Cardiac disease is an enormous killer worldwide. About 17 million people a year die young from preventable cardiac disease. Most of those deaths take place in developing countries.

For people with heart disease, monitored exercise - or cardiac rehabilitation - is one of the best treatments to extend life. Most people engage in cardiac rehab after they've had a heart attack or stroke. Sometimes, if they have heart disease, their doctor will have them exercise under supervision as a preventive strategy.

Now research finds that many people don't take advantage of this treatment regimen that could extend their lives

Don Shepard from Brandeis University analyzed data about cardiac rehabilitation for more than half a million patients in the United States. He compared tens of thousands of patients who did and didn't have cardiac rehab after having a heart attack.

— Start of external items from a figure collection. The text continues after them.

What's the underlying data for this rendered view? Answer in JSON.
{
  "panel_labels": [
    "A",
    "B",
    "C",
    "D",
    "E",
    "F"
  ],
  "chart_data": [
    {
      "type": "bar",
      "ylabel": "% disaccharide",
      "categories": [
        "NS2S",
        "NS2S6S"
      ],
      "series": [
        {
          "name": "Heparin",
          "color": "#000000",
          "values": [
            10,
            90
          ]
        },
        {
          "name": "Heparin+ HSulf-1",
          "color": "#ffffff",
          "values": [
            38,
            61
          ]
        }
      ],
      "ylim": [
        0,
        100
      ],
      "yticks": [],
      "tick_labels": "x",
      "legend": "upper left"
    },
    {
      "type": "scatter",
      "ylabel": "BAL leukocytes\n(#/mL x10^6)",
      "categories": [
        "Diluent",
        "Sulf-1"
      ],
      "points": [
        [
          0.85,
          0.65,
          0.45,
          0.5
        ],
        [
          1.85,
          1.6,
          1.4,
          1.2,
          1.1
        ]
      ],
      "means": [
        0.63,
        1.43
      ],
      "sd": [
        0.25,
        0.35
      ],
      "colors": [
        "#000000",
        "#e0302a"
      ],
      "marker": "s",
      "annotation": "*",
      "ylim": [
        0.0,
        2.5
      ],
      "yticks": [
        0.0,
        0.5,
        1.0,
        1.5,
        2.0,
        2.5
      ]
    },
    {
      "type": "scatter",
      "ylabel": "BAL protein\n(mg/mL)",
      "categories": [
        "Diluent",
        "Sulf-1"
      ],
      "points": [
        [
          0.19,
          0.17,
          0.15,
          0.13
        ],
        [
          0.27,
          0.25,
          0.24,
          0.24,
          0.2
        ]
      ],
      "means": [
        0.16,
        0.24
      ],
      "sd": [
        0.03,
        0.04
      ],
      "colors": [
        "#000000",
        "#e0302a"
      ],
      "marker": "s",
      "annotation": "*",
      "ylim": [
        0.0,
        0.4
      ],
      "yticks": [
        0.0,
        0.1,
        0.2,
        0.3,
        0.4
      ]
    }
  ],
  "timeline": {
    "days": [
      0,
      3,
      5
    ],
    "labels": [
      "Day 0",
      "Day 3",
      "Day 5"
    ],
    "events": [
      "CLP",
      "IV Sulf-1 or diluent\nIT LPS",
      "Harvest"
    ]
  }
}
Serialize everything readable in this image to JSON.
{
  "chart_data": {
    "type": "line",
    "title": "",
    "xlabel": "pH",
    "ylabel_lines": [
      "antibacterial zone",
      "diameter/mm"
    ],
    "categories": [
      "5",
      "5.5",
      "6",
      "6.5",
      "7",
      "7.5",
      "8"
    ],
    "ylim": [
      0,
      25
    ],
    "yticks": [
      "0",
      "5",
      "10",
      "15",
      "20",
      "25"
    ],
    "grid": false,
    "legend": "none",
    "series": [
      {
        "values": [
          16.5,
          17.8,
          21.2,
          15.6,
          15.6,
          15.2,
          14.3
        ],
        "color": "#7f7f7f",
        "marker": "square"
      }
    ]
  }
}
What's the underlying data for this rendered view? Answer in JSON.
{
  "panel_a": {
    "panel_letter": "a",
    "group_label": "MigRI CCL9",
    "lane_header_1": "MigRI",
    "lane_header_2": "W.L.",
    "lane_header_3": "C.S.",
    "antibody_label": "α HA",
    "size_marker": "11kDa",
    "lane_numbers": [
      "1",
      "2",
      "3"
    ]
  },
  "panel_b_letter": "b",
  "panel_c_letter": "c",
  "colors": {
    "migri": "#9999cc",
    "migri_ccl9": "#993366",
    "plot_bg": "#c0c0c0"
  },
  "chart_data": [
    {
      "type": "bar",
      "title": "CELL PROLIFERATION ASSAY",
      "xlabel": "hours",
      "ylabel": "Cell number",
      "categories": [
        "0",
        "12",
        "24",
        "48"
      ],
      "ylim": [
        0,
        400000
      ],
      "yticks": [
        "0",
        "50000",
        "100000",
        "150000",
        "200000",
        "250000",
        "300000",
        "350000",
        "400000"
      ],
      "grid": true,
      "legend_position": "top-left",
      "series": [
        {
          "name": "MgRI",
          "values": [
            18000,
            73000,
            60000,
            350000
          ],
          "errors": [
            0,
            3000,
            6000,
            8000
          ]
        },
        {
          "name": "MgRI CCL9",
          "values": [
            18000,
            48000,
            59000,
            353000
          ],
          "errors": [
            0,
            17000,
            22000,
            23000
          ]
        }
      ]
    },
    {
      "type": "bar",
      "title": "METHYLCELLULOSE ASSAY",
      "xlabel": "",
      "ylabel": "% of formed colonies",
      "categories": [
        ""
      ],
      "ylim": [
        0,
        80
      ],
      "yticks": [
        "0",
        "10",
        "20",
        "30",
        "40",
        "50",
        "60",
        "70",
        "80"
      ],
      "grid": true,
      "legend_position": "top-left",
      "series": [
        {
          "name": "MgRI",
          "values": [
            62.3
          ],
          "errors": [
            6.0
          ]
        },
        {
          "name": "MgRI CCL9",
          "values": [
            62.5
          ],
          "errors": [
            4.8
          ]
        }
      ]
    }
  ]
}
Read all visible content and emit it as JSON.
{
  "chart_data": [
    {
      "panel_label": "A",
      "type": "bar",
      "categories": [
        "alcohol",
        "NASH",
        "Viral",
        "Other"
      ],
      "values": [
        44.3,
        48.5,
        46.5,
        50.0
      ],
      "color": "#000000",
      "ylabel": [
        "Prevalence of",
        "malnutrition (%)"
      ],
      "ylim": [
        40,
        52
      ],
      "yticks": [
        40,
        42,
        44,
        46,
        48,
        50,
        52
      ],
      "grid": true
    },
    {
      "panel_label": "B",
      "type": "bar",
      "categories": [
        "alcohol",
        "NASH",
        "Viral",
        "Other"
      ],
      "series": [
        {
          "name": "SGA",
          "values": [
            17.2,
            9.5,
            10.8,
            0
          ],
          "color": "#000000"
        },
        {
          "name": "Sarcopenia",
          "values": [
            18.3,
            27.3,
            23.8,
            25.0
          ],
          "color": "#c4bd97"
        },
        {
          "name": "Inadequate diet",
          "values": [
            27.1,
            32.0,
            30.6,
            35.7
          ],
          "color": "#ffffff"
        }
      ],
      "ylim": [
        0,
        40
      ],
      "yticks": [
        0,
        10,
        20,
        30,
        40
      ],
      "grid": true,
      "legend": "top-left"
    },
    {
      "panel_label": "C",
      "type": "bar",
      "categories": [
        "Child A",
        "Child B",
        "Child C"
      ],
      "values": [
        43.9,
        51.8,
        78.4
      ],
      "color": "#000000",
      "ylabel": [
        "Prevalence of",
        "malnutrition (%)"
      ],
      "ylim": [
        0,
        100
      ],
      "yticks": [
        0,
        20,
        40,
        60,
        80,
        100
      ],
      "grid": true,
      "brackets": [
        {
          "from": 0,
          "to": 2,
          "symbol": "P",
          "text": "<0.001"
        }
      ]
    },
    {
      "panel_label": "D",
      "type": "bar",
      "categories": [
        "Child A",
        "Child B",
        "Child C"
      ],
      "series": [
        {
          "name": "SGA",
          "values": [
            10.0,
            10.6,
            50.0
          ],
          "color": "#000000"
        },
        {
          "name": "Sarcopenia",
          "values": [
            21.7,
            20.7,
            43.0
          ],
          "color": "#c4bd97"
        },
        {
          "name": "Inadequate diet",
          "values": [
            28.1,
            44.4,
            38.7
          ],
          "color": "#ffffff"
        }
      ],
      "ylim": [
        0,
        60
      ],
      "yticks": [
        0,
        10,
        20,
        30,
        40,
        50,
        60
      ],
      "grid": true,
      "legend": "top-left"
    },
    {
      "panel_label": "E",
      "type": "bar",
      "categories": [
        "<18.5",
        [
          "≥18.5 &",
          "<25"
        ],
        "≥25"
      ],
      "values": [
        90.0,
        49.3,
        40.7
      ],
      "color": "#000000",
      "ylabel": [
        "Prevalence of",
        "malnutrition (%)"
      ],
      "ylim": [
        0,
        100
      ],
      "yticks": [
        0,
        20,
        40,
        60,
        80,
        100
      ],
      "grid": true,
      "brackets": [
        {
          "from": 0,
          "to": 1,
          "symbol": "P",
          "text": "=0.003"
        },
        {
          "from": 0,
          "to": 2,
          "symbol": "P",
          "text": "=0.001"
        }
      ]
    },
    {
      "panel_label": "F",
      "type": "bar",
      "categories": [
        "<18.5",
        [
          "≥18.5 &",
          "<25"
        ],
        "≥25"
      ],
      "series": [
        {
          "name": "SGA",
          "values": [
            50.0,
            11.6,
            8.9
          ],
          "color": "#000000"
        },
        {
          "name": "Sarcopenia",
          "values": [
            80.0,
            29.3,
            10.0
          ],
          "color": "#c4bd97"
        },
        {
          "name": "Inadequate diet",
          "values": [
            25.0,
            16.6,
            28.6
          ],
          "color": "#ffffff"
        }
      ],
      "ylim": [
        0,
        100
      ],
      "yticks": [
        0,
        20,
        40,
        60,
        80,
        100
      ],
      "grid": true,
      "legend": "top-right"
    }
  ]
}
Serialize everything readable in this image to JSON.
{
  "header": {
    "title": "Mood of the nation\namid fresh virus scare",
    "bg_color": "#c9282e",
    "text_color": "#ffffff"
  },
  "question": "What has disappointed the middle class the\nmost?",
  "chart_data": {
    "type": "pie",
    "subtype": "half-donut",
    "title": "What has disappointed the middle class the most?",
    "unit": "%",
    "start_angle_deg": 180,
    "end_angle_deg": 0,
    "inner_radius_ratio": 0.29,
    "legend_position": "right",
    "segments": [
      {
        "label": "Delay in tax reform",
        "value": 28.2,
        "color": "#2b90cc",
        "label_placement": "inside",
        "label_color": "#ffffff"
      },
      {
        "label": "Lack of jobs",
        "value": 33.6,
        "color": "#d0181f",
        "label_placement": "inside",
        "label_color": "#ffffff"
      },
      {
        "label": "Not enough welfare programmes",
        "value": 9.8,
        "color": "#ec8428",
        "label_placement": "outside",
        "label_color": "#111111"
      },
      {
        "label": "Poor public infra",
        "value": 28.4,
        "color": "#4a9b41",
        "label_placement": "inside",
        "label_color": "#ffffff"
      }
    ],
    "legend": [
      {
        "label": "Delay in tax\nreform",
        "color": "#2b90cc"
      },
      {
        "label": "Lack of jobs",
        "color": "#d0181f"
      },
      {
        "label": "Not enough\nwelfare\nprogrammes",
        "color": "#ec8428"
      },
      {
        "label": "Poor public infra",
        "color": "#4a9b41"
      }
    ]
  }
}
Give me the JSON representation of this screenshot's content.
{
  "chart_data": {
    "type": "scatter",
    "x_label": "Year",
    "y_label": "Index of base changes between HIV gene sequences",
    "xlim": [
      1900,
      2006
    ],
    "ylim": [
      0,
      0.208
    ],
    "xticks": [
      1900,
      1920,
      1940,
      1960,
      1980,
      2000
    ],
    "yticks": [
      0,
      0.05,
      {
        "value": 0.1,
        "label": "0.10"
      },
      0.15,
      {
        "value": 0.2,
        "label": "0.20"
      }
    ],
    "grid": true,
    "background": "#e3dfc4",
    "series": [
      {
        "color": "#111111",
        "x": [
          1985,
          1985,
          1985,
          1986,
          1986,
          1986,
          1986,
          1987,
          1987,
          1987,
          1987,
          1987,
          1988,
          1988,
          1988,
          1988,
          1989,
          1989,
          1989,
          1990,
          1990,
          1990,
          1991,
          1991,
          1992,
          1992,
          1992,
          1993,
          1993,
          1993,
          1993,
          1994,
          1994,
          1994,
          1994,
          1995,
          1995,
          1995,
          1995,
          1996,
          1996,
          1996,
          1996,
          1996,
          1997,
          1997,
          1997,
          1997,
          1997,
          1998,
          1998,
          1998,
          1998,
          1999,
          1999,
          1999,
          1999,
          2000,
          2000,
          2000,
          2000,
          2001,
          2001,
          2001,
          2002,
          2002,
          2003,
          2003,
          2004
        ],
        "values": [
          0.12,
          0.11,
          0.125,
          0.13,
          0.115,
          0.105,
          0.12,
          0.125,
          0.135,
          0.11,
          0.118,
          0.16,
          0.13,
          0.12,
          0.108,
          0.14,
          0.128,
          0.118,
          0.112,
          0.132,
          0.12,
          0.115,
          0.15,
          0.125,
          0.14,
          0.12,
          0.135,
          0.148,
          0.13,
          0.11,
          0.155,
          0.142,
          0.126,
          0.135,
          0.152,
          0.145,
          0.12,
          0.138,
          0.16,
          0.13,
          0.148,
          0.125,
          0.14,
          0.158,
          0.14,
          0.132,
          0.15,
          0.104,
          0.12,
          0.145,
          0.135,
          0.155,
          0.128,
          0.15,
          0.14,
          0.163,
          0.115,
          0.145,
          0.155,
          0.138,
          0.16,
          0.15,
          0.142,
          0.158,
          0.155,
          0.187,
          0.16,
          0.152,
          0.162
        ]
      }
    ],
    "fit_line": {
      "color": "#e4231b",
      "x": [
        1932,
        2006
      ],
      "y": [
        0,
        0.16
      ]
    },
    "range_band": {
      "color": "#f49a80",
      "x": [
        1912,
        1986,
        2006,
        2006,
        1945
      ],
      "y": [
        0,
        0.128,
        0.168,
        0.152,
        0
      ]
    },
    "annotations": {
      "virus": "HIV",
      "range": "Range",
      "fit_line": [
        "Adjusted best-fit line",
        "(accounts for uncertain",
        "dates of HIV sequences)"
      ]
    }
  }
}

"The group without cardiac rehab had a 37.8 percent chance of dying over five years, a little over third, and the group that had cardiac rehab, it was 29.8 percent, so it's a little over a quarter," he says.

Shepard's analysis also found that the exercise regimen is exceptionally beneficial, especially for the frailest patients.

"One example was by age... the people who gained the most benefit are the extreme aged. People over 85 gained much more than people who are just in their 60s," Shepard explains.

A treatment that's easy, affordable and should be widespread

But Shepard found that most heart patients didn't engage in cardiac rehabilitation. He says that's in part because they - and their doctors - don't know how powerful it can be for helping cardiac patients heal.

And Shepard says it's not just patients in Western countries who can have cardiac rehab. It's a treatment regimen that's easily extended to patients in developing countries.

In addition to exercise, there are other important elements to cardiac rehab.

"There's generally instruction about diet, and instruction about reducing stress, are two other important components in the program," Shepard says. "[It's] primarily exercise and diet instruction."

While the regimen is performed in gyms and clinics in Western countries, Shepard says there are protocols that make it easy for patients to go outside and walk and get the same exercise and the same benefits as they do in cardiac rehab performed in a gym.

"There's some programs where people exercise at home that one could just come to a facility for initial instruction and then continue at home, as a way of making it available very widely in developing countries," he says.

Shepard says cardiac rehab saves lives and should be used more, especially by those who think they might not benefit.

His research is published in the Journal of the American College of Cardiology.